I felt uncharitable but very sensible. We couldn’t have someone on the list who habitually shouted, “Get off and milk it,” as we rode past him on our ponies. Plus, how could we work together if she could act in that unilateral manner? Not that I would have used those words at the time. Obviously.
The mission proceeds over a period of about two years, a time replete with unfortunate episodes and the daily trials of the “feral and manless.” There is excitement, too, and a foul plot is foiled. All are detailed by Lizzie, a stickler for accuracy, a practical thinker, and a young student of human behavior. Her voice is one of the hardest for a writer to pull off: the ingénue. Literature is deformed by instances of hideous cuteness in this area, but Stibbe’s rendition is restrained, tart, and perfectly paced. She manages to convey a young person’s dismay at disorder and pleasure in the organizing force of language. Thus, for instance, Lizzie embraces the decisiveness of the word imperative and the hedging utility of the expression “not as such.” Further, her descriptions of people and events often include a maverick fillip at the end, as here: Her maternal grandmother, she tells us, is “a prickly woman . . . who seemed to like making people feel bad about themselves, which was easy with our mother who had failed at marriage, had two abortions and a miscarriage, a drink problem, an addiction to prescription drugs and who, for some reason that I can’t explain, had a habit of storing stemware upside down in the cupboard — a thing which always infuriates the well-bred.”
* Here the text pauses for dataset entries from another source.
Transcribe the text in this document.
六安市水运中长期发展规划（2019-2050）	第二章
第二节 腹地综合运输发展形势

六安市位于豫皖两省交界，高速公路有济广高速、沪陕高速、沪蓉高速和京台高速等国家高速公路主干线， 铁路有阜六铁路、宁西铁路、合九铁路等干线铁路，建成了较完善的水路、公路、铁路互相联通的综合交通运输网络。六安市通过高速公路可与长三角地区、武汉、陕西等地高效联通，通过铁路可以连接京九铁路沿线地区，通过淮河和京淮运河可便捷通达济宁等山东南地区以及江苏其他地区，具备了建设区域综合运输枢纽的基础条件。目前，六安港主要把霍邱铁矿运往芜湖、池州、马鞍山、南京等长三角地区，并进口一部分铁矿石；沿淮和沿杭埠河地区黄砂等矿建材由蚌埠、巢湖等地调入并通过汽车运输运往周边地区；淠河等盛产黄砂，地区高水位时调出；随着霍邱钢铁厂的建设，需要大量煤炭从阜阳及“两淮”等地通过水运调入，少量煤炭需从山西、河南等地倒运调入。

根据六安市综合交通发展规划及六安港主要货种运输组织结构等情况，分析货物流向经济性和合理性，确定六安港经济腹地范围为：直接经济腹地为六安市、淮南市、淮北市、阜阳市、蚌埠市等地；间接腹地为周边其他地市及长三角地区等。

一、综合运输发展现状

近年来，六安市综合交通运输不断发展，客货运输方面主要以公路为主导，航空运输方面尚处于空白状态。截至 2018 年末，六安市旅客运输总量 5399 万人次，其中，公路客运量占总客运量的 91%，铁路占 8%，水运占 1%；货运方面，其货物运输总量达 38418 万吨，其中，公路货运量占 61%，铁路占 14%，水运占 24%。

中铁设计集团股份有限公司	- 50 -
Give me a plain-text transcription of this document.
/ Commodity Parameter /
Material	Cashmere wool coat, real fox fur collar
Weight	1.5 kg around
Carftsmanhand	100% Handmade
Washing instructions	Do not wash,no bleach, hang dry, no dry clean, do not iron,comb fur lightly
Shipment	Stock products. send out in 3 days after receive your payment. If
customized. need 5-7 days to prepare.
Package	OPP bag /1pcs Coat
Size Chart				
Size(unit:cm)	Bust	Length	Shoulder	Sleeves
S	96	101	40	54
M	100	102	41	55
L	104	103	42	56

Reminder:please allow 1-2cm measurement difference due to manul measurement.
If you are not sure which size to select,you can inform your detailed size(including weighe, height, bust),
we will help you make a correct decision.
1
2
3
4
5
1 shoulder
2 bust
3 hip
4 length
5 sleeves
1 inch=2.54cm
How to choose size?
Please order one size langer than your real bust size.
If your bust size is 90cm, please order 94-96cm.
I simply hugged myself with joy reading this book, for the tale it tells, which is funny, painful, and ultimately happy, and above all for the voice, which is perfection.
"The Rocks" of Peter Nichols’s The Rocks is a small hotel on the island of Mallorca in the Mediterranean Sea. It has been owned since 1951 by a woman called Lulu, whom we first meet in 2005 at the book’s beginning — shortly after which she plunges into the sea, to her death, in the arms of Gerald, her first (ex-) husband, whom she has despised for almost sixty years. With that, two more characters bearing a mysterious grudge against each other show up: Luc, Lulu’s son by her second (ex-) husband, and Aegina, Gerald’s daughter by his second (late) wife. They have come to deal with the deaths of their respective parents but leave the reader with further questions. The answers to these emerge gradually as the novel travels back, step by step, to 1995, 1983, 1970, 1956, 1951, and 1948. Each one of those years gives rise to a tale, all of which are steadily and deftly woven together, until the story circles back to 2005, putting one last little piece in order.
Present at the heart of the book is the story of Odysseus: Gerald’s claim to an extremely modest fame, is as the author of "The Way to Ithaca", published in 1951, in which, in a series of voyages, he follows what he speculates to have been Odysseus’ journey from Troy back home. A couple of the incidents in the book echo Odysseus’ trials, and all of the more dramatic events have a raw Homeric tenor: a little sailing vessel is attacked by a piratical band; a man falls from a boat to drift alone and abandoned in the sea, a fifteen-year-old boy is seduced by a seventy-year-old woman; a fifteen-year-old girl is ravished/ravaged by a raddled adventurer; there is even an escape from a cave courtesy of a flock of sheep; and all the while the ancient Mediterranean sun blazes down on acts of duplicity, despoliation, and daring. This is a wonderfully rich novel — its characters are numerous and vigorously alive, its sense of place, on land and at sea, is brilliantly realized, and the plot is cunningly paid out and made fast by a masterly hand.